2. Grandfathered Plan Notices
Employers must send this notice to all participants if the plan is to maintain its grandfathered status. Grandfathered plans do not have to comply with some of the rules related to the ACA. However, they must comply with other rules, like annual and lifetime limits, dependent coverage up to age 26, rescission and limits on preexisting condition exclusions (PCEs). A grandfathered plan’s status will affect its compliance obligations from year to year.
3. Patient Protection Disclosures
Also under the ACA, employers must notify participants of their right to designate any primary care provider who participates in the network. If the plan allows for the designation of a primary care provider for a child or for an obstetric/gynecological care provider, these must also be included in the notice.
4. Medicare Part D Creditable Coverage Notices
All employer-sponsored plans that offer a prescription drug benefit must annually notify participants as to whether their coverage is creditable or non-creditable. The deadline to mail these notices is October 15. The Medicare Part D annual enrollment period is October 15 through December 7. This will require notices to go out prior to most plans being finalized. Any changes to creditable status once a plan is finalized will require another round of notices to be sent.
NOTE: This notice requirement is only part of what the plan sponsor is required to do for compliance. Please refer to CMS for online reporting instructions as well as additional requirements for these notices.

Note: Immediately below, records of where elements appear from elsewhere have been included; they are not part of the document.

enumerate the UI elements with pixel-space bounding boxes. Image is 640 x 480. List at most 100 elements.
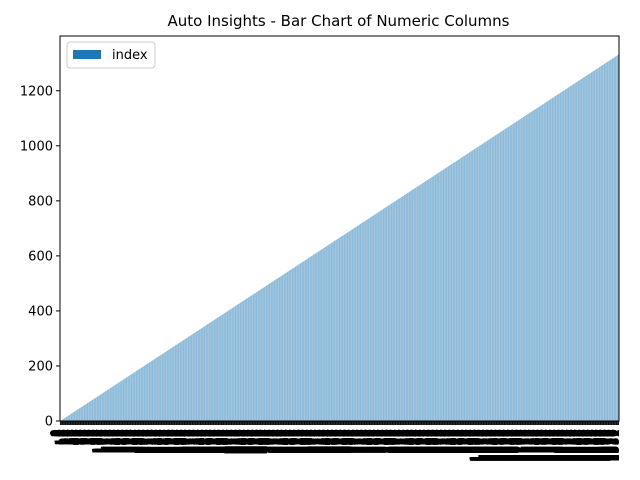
x-tick-label: 117 [98, 429, 113, 454]
x-tick-label: 202 [134, 429, 149, 454]
x-tick-label: 100 [91, 429, 106, 454]
x-tick-label: 192 [130, 429, 145, 454]
x-tick-label: 226 [144, 429, 159, 454]
x-tick-label: 149 [112, 429, 127, 454]
x-tick-label: 161 [117, 429, 132, 454]
x-tick-label: 24 [59, 429, 74, 446]
x-tick-label: 1 [50, 429, 65, 437]
x-tick-label: 206 [136, 429, 151, 454]
x-tick-label: 111 [96, 429, 111, 454]
x-tick-label: 225 [144, 429, 159, 454]
x-tick-label: 215 [139, 429, 154, 454]
x-tick-label: 227 [144, 429, 159, 454]
x-tick-label: 112 [96, 429, 111, 454]
x-tick-label: 6 [52, 429, 67, 437]
x-tick-label: 170 [121, 429, 136, 454]
x-tick-label: 169 [120, 429, 135, 454]
x-tick-label: 204 [135, 429, 150, 454]
x-tick-label: 237 [149, 429, 164, 454]
x-tick-label: 160 [116, 429, 131, 454]
x-tick-label: 5 [51, 429, 66, 437]
x-tick-label: 249 [154, 429, 169, 454]
x-tick-label: 140 [108, 429, 123, 454]
x-tick-label: 118 [99, 429, 114, 454]
x-tick-label: 124 [101, 429, 116, 454]
x-tick-label: 57 [73, 429, 88, 446]
x-tick-label: 91 [87, 429, 102, 446]
x-tick-label: 172 [121, 429, 136, 454]
x-tick-label: 184 [126, 429, 141, 454]
x-tick-label: 48 [69, 429, 84, 446]
x-tick-label: 241 [150, 429, 165, 454]
x-tick-label: 89 [87, 429, 102, 446]
x-tick-label: 134 [105, 429, 120, 454]
x-tick-label: 245 [152, 429, 167, 454]
x-tick-label: 84 [84, 429, 99, 446]
x-tick-label: 179 [124, 429, 139, 454]
x-tick-label: 130 [104, 429, 119, 454]
x-tick-label: 194 [131, 429, 146, 454]
x-tick-label: 171 [121, 429, 136, 454]
x-tick-label: 99 [91, 429, 106, 446]
x-tick-label: 51 [71, 429, 86, 446]
x-tick-label: 136 [106, 429, 121, 454]
x-tick-label: 150 [112, 429, 127, 454]
x-tick-label: 3 [50, 429, 65, 437]
x-tick-label: 185 [127, 429, 142, 454]
x-tick-label: 212 [138, 429, 153, 454]
x-tick-label: 168 [120, 429, 135, 454]
x-tick-label: 68 [78, 429, 93, 446]
x-tick-label: 14 [55, 429, 70, 446]
x-tick-label: 163 [118, 429, 133, 454]
x-tick-label: 25 [60, 429, 75, 446]
x-tick-label: 209 [137, 429, 152, 454]
x-tick-label: 90 [87, 429, 102, 446]
x-tick-label: 33 [63, 429, 78, 446]
x-tick-label: 50 [70, 429, 85, 446]
x-tick-label: 98 [90, 429, 105, 446]
x-tick-label: 128 [103, 429, 118, 454]
x-tick-label: 56 [73, 429, 88, 446]
x-tick-label: 52 [71, 429, 86, 446]
x-tick-label: 244 [152, 429, 167, 454]
x-tick-label: 239 [149, 429, 164, 454]
x-tick-label: 31 [62, 429, 77, 446]
x-tick-label: 183 [126, 429, 141, 454]
plot-area [60, 54, 619, 422]
x-tick-label: 113 [97, 429, 112, 454]
x-tick-label: 59 [74, 429, 89, 446]
x-tick-label: 7 [52, 429, 67, 437]
x-tick-label: 95 [89, 429, 104, 446]
x-tick-label: 144 [110, 429, 125, 454]
x-tick-label: 219 [141, 429, 156, 454]
x-tick-label: 166 [119, 429, 134, 454]
x-tick-label: 199 [133, 429, 148, 454]
x-tick-label: 115 [97, 429, 112, 454]
x-tick-label: 207 [136, 429, 151, 454]
x-tick-label: 93 [88, 429, 103, 446]
x-tick-label: 46 [69, 429, 84, 446]
x-tick-label: 232 [147, 429, 162, 454]
x-tick-label: 58 [74, 429, 89, 446]
x-tick-label: 37 [65, 429, 80, 446]
x-tick-label: 247 [153, 429, 168, 454]
x-tick-label: 187 [128, 429, 143, 454]
x-tick-label: 82 [84, 429, 99, 446]
x-tick-label: 62 [75, 429, 90, 446]
x-tick-label: 103 [92, 429, 107, 454]
x-tick-label: 167 [119, 429, 134, 454]
x-tick-label: 41 [66, 429, 81, 446]
x-tick-label: 13 [55, 429, 70, 446]
x-tick-label: 220 [141, 429, 156, 454]
x-tick-label: 211 [138, 429, 153, 454]
y-tick-label: 600 [28, 249, 53, 264]
x-tick-label: 80 [83, 429, 98, 446]
x-tick-label: 182 [126, 429, 141, 454]
x-tick-label: 189 [128, 429, 143, 454]
x-tick-label: 79 [82, 429, 97, 446]
x-tick-label: 200 [133, 429, 148, 454]
x-tick-label: 16 [56, 429, 71, 446]
x-tick-label: 203 [134, 429, 149, 454]
x-tick-label: 4 [51, 429, 66, 437]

5. COBRA Qualified Beneficiary Communications
COBRA regulations, as amended by HIPAA require many notices; one of those is the Open Enrollment Notification. This requirement states that employers must provide the same rights to COBRA Continuees during an open enrollment period that is offered to active employees. This notice is required even if the only change is the COBRA rates. The open enrollment packet must be sent to:
- Possible Electees (individuals in their 60-day election period)
- Electees (individuals who have elected but have not yet paid)
- Continuees (individuals who have elected and paid)
6. Health FSAs
Health FSAs are another open enrollment challenge. If the Health FSA is a HIPAA-excepted benefit and the employer need only offer COBRA when the FSA account is underspent, then the COBRA obligation ends at the end of the first plan year. However, if the employer somehow does not qualify for the limited obligation, the employer must provide the opportunity to elect Health FSA coverage for the next plan year or until COBRA has been exhausted. Also, if the COBRA period is also covered by USERRA because of a military leave of absence, the employer must continue to offer the Health FSA.
For plan years 2015, Health FSAs have a $2,550 salary reduction contribution limit. Plan documents and Summary Plan Descriptions must be revised if they weren’t updated to represent the imposed cap.